As Many Structures As I Can: Works from the Chartwell Collection


Detail of Bill Culbert's Light Plain, installed in As Many Structures As I Can, 2013.

As Many Structures As I Can: Works from the Chartwell Collection

  • Where

    The Dowse Art Museum

  • When

    19 October 2013 - 26 January 2014

As Many Structures As I Can, curated by Emma Bugden at The Dowse Art Museum, featured works from the Chartwell Collection and explored the systems and structures used by artists to generate their work. From painting, sculpture, performance and photography, the artworks featured are built by the rules of their own internal logic. 

The title of the show was taken from a video work by Richard Maloy which shows building blocks made of butter being reworked endlessly until the material collapses into a formless abstraction of texture and colour. 

Artists included: Fiona Amundsen, Steve Carr, Bill Culbert, Selina Foote, Gavin Hipkins, Sara Hughes, Simon Ingram, Emily Kame Jngwarreye, Richard Killeen, Laresa Kosloff, Richard Maloy, Gabriella Mangano, Silvana Mangano and Michael Parekowhai.

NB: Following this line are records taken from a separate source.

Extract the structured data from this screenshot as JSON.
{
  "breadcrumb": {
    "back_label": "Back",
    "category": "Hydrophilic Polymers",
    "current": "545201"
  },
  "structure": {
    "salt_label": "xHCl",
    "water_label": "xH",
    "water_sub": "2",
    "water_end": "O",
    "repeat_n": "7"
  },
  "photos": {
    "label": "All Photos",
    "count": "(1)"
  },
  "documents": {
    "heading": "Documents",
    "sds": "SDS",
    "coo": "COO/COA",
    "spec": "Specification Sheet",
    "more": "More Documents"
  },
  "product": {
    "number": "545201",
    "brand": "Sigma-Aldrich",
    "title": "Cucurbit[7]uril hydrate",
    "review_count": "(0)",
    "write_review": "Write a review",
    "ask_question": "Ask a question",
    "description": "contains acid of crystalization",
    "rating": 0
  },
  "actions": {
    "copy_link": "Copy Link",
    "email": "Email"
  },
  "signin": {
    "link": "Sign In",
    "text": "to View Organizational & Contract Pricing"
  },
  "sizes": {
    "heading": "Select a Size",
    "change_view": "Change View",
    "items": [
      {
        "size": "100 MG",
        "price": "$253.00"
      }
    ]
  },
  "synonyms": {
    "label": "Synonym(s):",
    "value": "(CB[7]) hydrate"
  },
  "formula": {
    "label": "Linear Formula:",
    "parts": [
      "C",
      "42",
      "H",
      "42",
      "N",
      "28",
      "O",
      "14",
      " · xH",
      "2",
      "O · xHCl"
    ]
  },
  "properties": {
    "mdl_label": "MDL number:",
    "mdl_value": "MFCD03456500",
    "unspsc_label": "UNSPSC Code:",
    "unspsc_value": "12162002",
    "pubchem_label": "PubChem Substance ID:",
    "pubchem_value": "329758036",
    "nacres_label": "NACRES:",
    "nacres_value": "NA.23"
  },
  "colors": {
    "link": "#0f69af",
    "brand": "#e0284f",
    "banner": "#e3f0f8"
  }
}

A long gallery corridor with a dark concrete floor, which has a single black bench placed in the centre foreground. At the other end of the corridor hangs masses of identical ceiling lights, which slant upwards at one end giving a tilted effect. They shine downwards and reflect light onto the floor below.

Bill Culbert, Light Plain, 1997.

A close up detail of one of the light fixtures as described in the image above. The light is black, circular and has a single glowing white bulb in the middle.

Bill Culbert, Light Plain (detail), 1997.

Multiple long strips of photographic glossy paper are pinned to a gallery wall, with their ends hanging loose and curling upwards. The strips have small photographs printed on them, with multiple photos being repeated in a line. Photographs include a close up of a sunflower, blue sky and people, but are too small to see clearly. The overall effect is of a colourful grid.

Gavin Hipkins, The Gulf (Teen), 2000-2001.

Nine identically sized television screens are mounted in a grid on a darkened wall. Each screen has an almost identical still image of a person's hands popping a balloon. Each screen's video is slightly delayed so that two show the balloon still intact, and the others show it in various stages of popping. The background of each video is a different shade of pastel blue, pink, purple, orange or green.

Steve Carr, Screenshots, 2011.

The image shows the corner of a gallery room. On the left is a series of giant cuisenaire rods stacked on top of one another, all in different colours, to form four individual oblong works. On the right is a visually similar artwork, a canvas painted with long colourful horizontal strips with white inbetween.

Michael Parekowhai, Ataarangi, 2003 (left) and Sara Hughes, Oceania, 2010.